Morning Glory(2)
I nodded.
He swiveled around in his desk chair and patted his gray beard. “Never trust a therapist who makes his patients lie on a couch.”
“Oh,” I said, taking a seat. I recall reading an article about the great debate over the couch as a therapeutic mechanism. Freud had subscribed to the method of sitting behind his patients, while they reclined on a couch in front of him. Evidently, he despised eye contact. Still, others, including Dr. Evinson, found the whole couch scenario to be unproductive, even stifling. Others agreed, saying it put the therapist in a place of dominance over the patient, squashing any chance for real dialogue and meaningful feedback.
I wasn’t sure which side I was on, just that I felt awkward in his office. But I sat in that overstuffed chair anyway, sinking down into its deep cushions. The soft fabric felt like a great big hug, and I proceeded to tell him everything.
I lean my head back into the thick cushion.
“You’re still not sleeping well, are you?” he asks.

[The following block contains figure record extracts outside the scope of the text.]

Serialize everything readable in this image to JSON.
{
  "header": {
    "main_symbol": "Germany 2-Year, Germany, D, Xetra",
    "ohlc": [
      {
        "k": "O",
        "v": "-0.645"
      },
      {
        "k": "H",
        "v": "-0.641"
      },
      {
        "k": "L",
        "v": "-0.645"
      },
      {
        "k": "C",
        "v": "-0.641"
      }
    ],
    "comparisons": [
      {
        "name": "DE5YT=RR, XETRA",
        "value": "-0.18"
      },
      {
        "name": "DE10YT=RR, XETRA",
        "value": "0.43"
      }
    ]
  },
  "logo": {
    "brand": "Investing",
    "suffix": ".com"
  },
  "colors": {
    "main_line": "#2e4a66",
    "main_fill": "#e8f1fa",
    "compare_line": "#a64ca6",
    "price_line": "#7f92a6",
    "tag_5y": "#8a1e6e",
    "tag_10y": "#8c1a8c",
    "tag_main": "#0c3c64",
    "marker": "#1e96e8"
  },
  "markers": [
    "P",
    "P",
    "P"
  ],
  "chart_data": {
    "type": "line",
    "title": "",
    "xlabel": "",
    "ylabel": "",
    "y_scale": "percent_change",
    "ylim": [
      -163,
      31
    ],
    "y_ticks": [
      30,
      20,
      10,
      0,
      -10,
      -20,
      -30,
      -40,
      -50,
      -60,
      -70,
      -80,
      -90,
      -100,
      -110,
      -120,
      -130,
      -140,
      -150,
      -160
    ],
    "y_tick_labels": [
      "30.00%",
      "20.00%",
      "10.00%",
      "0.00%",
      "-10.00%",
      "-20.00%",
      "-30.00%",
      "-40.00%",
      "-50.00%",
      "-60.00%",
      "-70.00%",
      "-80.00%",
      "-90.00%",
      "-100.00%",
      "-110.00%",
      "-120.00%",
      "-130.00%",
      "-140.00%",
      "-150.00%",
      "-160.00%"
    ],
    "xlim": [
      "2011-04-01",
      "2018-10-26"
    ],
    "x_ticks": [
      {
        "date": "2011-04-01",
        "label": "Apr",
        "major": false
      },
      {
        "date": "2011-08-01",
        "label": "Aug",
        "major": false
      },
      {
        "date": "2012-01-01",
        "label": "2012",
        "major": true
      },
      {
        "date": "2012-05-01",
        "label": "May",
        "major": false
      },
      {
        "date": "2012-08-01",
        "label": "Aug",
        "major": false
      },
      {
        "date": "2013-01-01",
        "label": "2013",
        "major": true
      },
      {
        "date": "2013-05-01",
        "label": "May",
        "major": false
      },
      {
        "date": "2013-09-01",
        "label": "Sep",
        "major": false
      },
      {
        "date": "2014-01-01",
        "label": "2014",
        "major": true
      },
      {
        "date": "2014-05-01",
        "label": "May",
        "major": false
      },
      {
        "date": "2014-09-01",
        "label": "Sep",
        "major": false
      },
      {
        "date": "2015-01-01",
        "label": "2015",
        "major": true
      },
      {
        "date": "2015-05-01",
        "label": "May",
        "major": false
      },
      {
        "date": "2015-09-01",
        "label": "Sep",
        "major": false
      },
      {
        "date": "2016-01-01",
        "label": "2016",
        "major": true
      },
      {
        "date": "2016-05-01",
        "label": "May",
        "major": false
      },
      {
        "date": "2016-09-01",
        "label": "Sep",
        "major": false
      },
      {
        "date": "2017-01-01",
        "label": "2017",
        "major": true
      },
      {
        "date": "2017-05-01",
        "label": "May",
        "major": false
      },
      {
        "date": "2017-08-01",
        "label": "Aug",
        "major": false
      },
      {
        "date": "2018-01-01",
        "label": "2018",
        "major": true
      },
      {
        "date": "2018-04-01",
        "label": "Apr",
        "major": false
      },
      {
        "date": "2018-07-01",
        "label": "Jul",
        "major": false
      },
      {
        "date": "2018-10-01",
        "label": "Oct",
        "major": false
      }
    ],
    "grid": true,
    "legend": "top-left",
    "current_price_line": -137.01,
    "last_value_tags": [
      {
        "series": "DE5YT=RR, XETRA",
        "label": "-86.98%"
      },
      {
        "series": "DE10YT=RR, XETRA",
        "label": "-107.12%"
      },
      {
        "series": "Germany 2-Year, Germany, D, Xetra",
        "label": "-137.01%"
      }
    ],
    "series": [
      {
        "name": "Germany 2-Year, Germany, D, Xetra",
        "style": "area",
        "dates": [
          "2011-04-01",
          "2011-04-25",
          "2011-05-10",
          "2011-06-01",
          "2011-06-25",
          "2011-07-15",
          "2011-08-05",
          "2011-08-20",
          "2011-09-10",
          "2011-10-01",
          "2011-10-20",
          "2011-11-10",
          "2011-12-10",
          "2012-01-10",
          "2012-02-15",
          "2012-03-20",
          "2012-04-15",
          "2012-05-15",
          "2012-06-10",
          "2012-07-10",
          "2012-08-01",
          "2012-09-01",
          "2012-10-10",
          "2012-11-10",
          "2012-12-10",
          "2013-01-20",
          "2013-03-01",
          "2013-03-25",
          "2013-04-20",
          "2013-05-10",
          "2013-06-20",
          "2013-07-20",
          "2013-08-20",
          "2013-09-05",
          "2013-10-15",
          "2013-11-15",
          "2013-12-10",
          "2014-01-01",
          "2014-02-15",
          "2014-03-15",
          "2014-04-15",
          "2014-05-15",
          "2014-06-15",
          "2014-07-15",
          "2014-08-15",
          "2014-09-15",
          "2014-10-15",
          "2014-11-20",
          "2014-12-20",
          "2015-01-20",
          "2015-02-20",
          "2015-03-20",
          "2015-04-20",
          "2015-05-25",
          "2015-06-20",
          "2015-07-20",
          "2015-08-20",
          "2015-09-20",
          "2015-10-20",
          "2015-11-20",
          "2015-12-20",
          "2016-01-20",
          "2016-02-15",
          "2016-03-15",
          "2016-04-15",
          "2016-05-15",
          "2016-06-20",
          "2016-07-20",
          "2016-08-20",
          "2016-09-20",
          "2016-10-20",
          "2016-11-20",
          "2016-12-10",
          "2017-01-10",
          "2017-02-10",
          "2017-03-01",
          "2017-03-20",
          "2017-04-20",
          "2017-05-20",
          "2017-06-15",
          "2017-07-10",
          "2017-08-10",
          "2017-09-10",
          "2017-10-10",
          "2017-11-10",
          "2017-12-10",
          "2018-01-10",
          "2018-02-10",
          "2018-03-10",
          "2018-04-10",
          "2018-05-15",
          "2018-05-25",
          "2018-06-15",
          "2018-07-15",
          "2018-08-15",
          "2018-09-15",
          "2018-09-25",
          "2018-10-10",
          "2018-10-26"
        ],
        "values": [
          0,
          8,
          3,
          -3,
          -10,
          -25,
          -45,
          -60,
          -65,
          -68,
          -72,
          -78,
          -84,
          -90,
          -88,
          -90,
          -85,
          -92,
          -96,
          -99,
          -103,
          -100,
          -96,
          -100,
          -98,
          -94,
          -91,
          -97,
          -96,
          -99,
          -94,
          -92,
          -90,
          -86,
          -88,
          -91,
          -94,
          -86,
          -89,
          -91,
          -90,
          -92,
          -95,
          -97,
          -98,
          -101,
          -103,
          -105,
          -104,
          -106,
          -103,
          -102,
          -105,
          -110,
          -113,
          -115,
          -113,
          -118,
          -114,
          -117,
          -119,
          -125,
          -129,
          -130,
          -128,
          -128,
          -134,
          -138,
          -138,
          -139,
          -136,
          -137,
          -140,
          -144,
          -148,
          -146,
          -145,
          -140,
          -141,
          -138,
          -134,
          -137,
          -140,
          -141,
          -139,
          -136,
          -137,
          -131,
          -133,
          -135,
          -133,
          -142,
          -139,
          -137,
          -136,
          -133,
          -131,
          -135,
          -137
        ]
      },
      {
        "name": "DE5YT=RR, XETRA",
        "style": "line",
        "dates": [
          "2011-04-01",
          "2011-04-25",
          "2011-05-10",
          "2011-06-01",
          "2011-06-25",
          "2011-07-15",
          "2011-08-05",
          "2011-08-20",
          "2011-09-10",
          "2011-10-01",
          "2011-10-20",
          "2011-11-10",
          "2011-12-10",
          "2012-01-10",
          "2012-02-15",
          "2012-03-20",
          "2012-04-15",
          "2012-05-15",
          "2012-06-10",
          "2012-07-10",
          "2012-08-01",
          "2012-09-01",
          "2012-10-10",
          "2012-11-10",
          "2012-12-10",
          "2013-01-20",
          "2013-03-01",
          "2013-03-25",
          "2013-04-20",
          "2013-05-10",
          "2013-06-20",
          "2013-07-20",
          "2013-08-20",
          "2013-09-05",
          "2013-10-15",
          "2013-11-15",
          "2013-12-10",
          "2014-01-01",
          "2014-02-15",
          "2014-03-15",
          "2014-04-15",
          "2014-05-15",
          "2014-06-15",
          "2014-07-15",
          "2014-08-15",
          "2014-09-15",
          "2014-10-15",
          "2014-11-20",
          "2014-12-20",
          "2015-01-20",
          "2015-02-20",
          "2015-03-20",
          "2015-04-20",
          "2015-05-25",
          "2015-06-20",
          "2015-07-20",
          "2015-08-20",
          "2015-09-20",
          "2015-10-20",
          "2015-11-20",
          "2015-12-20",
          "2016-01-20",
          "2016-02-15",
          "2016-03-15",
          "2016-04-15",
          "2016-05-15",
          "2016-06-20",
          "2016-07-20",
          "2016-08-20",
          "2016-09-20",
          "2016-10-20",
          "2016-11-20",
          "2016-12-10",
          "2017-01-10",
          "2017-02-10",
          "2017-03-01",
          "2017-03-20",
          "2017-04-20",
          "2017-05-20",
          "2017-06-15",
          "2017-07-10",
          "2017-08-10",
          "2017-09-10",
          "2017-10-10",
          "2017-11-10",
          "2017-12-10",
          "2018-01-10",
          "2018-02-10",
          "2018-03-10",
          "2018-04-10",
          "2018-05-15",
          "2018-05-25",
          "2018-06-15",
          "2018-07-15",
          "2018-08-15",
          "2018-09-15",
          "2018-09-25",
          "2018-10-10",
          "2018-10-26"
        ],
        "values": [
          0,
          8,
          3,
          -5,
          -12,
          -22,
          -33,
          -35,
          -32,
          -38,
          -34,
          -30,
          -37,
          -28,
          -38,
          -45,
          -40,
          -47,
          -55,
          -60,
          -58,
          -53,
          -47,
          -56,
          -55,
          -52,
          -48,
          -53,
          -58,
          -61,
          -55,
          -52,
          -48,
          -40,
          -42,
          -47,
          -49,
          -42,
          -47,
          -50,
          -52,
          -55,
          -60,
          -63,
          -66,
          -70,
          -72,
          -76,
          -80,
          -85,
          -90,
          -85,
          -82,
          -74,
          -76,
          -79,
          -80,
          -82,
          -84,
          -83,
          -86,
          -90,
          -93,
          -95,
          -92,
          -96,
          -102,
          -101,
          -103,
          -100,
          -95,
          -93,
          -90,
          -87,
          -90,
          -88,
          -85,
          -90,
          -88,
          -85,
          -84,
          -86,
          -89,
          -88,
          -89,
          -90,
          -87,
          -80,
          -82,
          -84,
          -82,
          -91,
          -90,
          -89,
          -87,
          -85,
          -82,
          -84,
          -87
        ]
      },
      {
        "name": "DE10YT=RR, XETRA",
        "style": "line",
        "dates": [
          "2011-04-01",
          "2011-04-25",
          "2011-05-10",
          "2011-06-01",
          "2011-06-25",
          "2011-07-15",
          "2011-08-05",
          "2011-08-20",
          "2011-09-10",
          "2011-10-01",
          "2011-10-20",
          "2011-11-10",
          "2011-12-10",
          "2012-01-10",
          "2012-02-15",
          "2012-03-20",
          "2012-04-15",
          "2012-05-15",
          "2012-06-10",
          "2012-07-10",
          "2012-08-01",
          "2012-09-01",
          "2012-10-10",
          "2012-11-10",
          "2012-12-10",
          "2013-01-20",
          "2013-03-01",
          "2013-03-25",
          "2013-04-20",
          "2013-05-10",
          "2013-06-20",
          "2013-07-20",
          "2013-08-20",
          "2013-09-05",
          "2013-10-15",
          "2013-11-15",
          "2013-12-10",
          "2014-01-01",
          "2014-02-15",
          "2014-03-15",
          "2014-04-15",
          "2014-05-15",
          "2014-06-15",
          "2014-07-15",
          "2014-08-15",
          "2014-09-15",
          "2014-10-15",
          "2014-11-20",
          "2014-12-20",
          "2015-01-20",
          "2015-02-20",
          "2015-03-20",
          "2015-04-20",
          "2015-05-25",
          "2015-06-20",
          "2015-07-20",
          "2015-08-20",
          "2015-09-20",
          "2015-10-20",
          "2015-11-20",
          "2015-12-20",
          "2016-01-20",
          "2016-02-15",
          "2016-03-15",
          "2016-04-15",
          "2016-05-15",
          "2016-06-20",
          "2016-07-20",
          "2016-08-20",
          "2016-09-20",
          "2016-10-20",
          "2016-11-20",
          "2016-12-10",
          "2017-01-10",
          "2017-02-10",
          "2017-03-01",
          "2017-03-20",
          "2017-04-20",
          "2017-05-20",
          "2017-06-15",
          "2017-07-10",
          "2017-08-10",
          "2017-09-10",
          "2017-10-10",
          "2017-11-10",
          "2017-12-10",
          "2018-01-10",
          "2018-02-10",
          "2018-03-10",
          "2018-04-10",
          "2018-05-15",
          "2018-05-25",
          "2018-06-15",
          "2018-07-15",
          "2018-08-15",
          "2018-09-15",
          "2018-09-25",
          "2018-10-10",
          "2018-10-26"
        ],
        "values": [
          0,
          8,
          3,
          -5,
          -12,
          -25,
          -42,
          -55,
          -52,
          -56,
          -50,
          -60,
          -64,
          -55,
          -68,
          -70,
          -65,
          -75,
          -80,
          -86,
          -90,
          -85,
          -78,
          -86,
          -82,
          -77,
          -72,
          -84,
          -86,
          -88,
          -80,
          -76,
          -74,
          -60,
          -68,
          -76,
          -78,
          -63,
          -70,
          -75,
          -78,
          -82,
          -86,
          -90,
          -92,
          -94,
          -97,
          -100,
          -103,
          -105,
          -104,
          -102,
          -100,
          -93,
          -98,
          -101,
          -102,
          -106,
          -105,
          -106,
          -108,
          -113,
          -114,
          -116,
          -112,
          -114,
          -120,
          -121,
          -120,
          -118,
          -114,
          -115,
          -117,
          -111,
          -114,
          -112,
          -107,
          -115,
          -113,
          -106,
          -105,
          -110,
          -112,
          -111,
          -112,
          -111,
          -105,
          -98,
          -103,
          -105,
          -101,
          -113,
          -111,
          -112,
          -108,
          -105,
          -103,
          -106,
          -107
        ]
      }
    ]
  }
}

I shrug. He prescribed sleeping pills, which help . . . a little. But I still wake up at four each morning, eyes wide open, heart hurting no less than it did when I closed my eyes the night before. Nothing has helped. Antidepressants. Sedatives. The Valium they gave me in the hospital the day my world changed forever. None of it takes the pain away, the loneliness, the sense of being forever lost in my own life.
“You’re keeping something from me,” he says.
I look away.
“Ada, what is it?”
I nod. “You’re not going to like it.”
His silence, I’ve learned, is my cue to continue. I take a deep breath. “I’m thinking about leaving New York.”
He raises his eyebrows. “And why is that?”
I rub my forehead. “It’s the memories of them,” I say. “I can’t bear it anymore. I can’t . . .” Tears well up in my eyes, though I haven’t cried here in months. I’d reached a level of healing, a plateau, as Dr. Evinson called it, and had felt a little stronger—until now.
“If I leave,” I say with a trembling voice, “if I go away, maybe this pain won’t follow me. Maybe I . . .” I bury my face in my hands.
“Good,” Dr. Evinson says, always quick to find the positive. “Change can be beneficial.” He nods as I look up from my hands, but I can tell his skepticism mirrors my own. The fight-or-flight response has come up in our sessions, but I’ve never been one to act on the latter.
“Let’s talk about this,” he continues. “So you’d really want to leave your home, your work? I know how important both are to you.”
Last month, I was named deputy editor of Sunrise magazine, and at thirty-three, I’m the youngest person to hold the post. Just last week, as a spokesperson for the magazine, I shared travel tips for families with Matt Lauer on the Today show. My career is thriving, yes, but my personal life, well, it withered and died two years ago.
Everywhere, from the window seat in the apartment to the little café on Fifty-Sixth Street, memories linger and taunt me. “Remember when life was perfect?” they whisper. “Remember when you were happy?”
I grimace and look Dr. Evinson square in the eye. “I fill my days with work, so much work,” I say, shaking my head. “But I don’t work because I love it. I mean, I used to love it.” The tears well up in my eyes again. “Now none of it matters. I feel like a kid who works so hard on an art project at school, but when she brings it home, no one’s there to care.” I throw up my hands. “When there’s no one there to care, what does any of it matter? Does any of it even matter?” I rub my eyes. “I have to get out of this city, Dr. Evinson. I’ve known it for a long time. I can’t stay here.”
He nods thoughtfully. I can tell my words have registered. “Yes,” he says.
“So you think it’s a good idea?” I ask nervously.
“I think it could have value,” he says after a moment of thought. “But only if you’re leaving for the right reasons.” He looks at me intently, with those knowing eyes that seem to peer right into my psyche. “Are you running from your pain, Ada?”
I knew he’d ask me that. “Maybe,” I say honestly, wiping a tear from my cheek. “Really, all I know is that I don’t want to hurt anymore.” I shake my head. “I just don’t want to hurt anymore.”
“Ada,” he says, “you must come to terms with the fact that you may hurt for the rest of your life.” His words gouge me like a dull knife, but I know I must listen. “Part of what we’re doing here is helping you live with your sadness, helping you manage it. I worry that you’re compartmentalizing your pain, that you’ve made yourself believe that the hurt you feel exists only in New York, when it actually lives in here.” He points to his heart.